Art historian Kaja Silverman argues in The Miracle of Analogy that “Photography develops . . . with us, and in response to us. . . . It will not end until we do.” Albers furthers this argument by suggesting that, perhaps, it is the ephemeral moment of performance that links us with photography. Photographs are physical components of these temporary visual conjunctures, these performances of light and time where seeing is intensified, made purposeful and obsessive. The Night Albums concludes by revisiting early photographs used as key examples in academic histories of the technology—namely Joseph Nicéphore Niépce’s Untitled “point de vue” (1827) and Louis Daguerre’s Intérieur d’un cabinet de curiosités (1837). Both images have deteriorated significantly in the nearly two centuries since their creation, and reproductions of the images which circulate in lecture halls and textbooks are heavily manipulated—physically or digitally—to make a clear image appear.
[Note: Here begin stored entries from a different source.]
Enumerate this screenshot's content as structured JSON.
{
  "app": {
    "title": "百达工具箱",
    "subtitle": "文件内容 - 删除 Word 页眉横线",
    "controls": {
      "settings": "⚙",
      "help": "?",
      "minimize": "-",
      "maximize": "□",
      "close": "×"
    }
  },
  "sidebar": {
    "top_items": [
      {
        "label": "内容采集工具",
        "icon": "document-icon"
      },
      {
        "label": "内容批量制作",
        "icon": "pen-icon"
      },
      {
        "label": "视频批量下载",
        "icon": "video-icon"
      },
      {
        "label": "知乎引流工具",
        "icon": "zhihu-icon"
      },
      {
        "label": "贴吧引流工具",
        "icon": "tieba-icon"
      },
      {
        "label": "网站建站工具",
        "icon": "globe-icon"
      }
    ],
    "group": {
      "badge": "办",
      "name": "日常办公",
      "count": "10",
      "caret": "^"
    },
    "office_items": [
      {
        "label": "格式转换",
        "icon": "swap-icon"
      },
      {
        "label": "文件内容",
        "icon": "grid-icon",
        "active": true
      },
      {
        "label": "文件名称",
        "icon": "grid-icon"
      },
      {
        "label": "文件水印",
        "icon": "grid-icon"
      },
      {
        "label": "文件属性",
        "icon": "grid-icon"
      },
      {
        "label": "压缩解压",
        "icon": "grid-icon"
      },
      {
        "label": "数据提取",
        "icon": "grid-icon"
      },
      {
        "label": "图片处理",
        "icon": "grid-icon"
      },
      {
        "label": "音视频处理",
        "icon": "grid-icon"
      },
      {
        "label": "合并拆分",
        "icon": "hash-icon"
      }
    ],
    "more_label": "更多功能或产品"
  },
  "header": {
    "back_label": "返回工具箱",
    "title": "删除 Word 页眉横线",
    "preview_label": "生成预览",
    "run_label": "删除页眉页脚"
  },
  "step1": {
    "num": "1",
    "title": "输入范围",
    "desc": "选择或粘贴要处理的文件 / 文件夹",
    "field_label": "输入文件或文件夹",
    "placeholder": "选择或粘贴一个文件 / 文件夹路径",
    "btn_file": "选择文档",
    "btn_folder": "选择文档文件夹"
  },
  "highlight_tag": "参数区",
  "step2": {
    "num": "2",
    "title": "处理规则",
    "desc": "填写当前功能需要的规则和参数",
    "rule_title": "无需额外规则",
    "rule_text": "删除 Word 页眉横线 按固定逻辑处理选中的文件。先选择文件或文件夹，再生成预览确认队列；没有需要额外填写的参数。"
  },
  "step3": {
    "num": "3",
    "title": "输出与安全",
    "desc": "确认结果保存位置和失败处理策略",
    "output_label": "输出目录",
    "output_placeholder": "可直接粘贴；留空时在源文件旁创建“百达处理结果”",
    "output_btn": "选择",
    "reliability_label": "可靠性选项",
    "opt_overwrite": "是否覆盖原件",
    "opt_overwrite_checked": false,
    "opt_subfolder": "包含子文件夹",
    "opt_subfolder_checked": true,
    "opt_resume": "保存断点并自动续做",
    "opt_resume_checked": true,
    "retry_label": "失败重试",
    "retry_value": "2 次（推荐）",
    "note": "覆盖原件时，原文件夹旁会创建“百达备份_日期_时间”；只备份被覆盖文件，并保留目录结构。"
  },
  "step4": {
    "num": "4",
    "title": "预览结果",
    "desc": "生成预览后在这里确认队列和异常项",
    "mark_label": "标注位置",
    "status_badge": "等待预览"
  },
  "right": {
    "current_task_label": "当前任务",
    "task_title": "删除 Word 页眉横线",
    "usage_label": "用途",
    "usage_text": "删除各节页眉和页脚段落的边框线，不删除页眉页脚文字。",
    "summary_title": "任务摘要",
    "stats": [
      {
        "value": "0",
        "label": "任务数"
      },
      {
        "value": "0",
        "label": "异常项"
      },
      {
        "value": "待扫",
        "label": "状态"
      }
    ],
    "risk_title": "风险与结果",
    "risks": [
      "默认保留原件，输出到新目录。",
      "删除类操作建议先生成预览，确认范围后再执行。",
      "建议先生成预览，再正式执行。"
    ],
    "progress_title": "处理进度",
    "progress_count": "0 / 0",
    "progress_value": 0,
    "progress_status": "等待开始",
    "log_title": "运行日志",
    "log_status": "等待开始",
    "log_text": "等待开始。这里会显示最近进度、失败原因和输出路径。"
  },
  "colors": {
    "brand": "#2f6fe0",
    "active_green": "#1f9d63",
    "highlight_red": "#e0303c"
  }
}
Albers argues that the history of photography actively rejects its early objects because they are not “visible enough.” As a result, we are in a poor position to ask what it means for photography to be inherently ephemeral because we have presumed visibility and permanence as indisputable characteristics of the form. By placing these arguments at the end of the text, Albers brilliantly encourages us to revisit the ephemerality of recent photographic works before returning to “the foundation.” She works anti-teleologically here, suggesting that there is nothing about photography that had to be this way. Its permanence wasn’t discovered, it was insisted upon. The command “don’t change,” like “breathe normally,” creates a scene wherein the entropy of life can be perceived. Albers tells us to wait in the scene—be it the clinic or gallery—to find out what’s moving, what’s missing, what’s pulsing inside us.

Dani Lamorte

Dani Lamorte is a Pittsburgh-based artist working in performance, video, photography, and text. Dani is a contributing writer at Cleveland Review of Books.